Audit logs: Knowing who has done what in your application is critical for multiple reasons, including security, compliance, and debugging. Audit Logs are a great way to keep an accurate record and are a useful tool both for you and your team as the maintainers of your application.

Permit.io
Taken from Permit.io website

4 groundcover

groundcover Logo
Screenshot from groundcover website

Overview

groundcover assists teams in monitoring their Kubernetes applications at scale by locating and detecting the issues and providing insights for fast resolution. It leverages its engineering with advanced technologies to make observability of applications effortless for developers.

It harnesses a new technology called eBPF to collect data directly from the Linux kernel, with no code changes or efforts from the R&D team. It is built for modern production environments, covering the entire Kubernetes stack from applications, logs, metrics, and traces.

Key Features

Developers can detect and secure issues faster through its alerting system. This feature signals the user the health of the Kubernetes application through Slack or email. Each issue is auto-detected and aggregated to facilitate faster insights. Each issue is also assigned a velocity graph which displays its behavior over time and the number of incidents it has caused.

It features a dashboard for visually tracking and displaying key performance metrics, allowing users to monitor the infrastructure and applications' health in real-time. It is also customizable, where queries can be added to gain insight into specific metrics.

groundcover is currently open source. Free to use, it offers full functionality on a single cluster for up to 3 users. For unlimited clusters, users, and premium support, groundcover is sold at a flat, predictable price so users can control their budget without expectations of spikes in cost.

5 Lightlytics

Lightlytics Logo
Screenshot from Lightlytics website

Overview

Lightlytics streamlines cloud SecOps to ensure optimal cloud security. It offers shared context, enabling teams to quickly determine the impact of threats. It can also display how each configuration made can affect the environment of AWS. It is trusted by development and security teams worldwide and used by companies like Sony, TiVo, JamesEdition, and Wego.

Key Features

Lightlytics can house all resources and cross accounts in a single console, with a complete display of how cloud layers interact, with fully attributed configurations, activities, costs, events, and violations. This feature makes it easy to troubleshoot fast, contextualizing configurations that have broken the network, its impact, and its root cause.

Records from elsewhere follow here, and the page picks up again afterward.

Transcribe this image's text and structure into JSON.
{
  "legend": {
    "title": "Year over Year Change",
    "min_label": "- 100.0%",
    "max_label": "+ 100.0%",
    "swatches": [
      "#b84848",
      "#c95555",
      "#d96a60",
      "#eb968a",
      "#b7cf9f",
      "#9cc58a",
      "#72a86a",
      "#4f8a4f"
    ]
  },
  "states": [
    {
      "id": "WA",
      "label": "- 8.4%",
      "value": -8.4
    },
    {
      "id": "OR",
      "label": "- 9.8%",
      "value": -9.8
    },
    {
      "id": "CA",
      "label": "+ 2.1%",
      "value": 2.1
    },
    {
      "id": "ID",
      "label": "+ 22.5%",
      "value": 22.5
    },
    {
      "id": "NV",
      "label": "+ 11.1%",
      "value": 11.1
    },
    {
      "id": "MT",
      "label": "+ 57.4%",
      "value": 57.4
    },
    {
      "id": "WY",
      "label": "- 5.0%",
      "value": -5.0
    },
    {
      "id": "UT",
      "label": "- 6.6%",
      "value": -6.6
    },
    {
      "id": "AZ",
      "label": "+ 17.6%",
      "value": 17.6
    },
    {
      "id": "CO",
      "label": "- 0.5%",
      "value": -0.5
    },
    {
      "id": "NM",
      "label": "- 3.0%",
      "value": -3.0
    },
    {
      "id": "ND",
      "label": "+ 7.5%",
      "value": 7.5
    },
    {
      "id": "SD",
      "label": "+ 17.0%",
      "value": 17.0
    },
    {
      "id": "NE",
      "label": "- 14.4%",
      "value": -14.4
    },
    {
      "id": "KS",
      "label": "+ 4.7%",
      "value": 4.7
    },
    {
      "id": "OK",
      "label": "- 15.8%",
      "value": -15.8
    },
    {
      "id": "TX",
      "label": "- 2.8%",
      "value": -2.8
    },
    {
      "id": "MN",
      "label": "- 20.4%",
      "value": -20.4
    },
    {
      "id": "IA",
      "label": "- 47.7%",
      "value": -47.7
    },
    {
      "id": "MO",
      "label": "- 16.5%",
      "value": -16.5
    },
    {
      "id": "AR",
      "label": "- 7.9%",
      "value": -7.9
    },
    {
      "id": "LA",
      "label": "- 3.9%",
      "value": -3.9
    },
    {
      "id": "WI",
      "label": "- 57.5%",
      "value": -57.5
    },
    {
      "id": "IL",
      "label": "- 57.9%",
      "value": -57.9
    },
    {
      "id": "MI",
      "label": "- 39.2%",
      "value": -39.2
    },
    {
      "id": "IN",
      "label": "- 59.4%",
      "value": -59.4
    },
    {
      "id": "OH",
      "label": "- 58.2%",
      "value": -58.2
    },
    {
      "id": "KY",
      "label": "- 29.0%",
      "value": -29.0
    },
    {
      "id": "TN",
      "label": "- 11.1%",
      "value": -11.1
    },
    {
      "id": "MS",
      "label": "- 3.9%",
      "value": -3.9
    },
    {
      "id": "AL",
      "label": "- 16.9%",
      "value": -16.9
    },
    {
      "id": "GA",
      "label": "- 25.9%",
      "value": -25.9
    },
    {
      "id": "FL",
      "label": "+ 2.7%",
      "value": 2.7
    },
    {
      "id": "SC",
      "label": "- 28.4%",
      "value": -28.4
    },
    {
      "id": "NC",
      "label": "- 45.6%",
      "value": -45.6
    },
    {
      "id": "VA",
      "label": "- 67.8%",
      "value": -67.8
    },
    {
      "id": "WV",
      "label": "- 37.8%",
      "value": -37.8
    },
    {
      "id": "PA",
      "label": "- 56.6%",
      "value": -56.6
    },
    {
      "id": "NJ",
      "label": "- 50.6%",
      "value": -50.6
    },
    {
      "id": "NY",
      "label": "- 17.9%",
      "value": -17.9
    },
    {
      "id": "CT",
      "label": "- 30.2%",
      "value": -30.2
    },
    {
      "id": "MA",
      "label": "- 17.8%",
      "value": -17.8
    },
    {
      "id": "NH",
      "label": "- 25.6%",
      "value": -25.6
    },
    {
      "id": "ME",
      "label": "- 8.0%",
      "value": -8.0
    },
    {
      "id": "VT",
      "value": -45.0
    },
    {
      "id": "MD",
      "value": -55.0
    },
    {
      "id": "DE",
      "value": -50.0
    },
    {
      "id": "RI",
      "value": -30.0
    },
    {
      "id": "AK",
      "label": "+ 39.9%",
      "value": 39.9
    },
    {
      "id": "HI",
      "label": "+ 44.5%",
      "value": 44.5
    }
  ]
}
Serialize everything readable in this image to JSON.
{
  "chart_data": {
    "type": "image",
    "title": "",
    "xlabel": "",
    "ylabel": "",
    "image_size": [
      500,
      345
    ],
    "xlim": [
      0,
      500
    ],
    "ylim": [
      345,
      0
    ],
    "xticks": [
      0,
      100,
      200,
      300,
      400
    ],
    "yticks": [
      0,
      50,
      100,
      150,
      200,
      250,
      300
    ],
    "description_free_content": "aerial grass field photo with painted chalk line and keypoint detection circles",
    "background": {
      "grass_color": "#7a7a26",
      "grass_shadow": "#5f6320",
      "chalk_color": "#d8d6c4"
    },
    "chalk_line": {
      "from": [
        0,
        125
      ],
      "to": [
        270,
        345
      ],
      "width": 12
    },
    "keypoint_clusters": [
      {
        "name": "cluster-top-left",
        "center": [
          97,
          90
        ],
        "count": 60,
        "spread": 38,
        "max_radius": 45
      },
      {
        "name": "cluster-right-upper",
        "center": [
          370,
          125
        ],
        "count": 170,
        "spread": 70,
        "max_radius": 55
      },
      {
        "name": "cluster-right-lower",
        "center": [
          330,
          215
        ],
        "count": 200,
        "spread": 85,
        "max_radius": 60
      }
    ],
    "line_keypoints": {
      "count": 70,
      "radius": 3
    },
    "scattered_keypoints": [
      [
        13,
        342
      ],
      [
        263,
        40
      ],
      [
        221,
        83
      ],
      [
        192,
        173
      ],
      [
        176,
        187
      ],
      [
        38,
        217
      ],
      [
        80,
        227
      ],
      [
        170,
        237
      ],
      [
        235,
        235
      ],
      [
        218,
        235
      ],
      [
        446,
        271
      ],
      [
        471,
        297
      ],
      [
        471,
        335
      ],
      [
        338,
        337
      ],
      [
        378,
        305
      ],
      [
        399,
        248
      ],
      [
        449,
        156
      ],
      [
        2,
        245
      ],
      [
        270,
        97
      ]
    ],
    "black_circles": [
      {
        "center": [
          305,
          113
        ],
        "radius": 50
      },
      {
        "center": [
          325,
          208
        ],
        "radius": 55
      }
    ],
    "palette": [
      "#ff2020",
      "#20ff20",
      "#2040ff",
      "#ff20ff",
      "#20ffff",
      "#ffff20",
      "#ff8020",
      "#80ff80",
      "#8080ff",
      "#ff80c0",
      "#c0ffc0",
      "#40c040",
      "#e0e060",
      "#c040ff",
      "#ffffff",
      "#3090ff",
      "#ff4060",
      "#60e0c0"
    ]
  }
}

The platform can also illuminate cost mysteries, enabling teams to detect anomalies and achieve substantial cost reduction. It displays every application run on AWS and Kubernetes, detailing the cost, activities, events, violations, and other related information.

Lightlytics also offers an instant analysis of security and compliance implications for any configurations made in real-time. It lists the violation according to its severity, enabling teams to prioritize each concern and take action based on its risks. It also displays the impact the violations have caused, whether it's new connections or internet exposure.

Lightlytics also attributes Network and IAM logs to all resources. It displays essential information so users can understand how data and configurations interact. With a built-in anomaly-detection engine, the platform generates alerts for unexpected traffic rejects, IAM errors, unusual machine or user activity, and high traffic volume.

Lightlytics offers unmatched visibility into the performance of cloud applications. Companies leverage the platform for its promise of security and full disclosure of activities.

Conclusion

These top five leading cloud startups provide distinct solutions that improve development, observability, security, cloud cost management and velocity. You'll want to keep an eye on these companies as they've already done big things in 2023 and we expect even more for next year.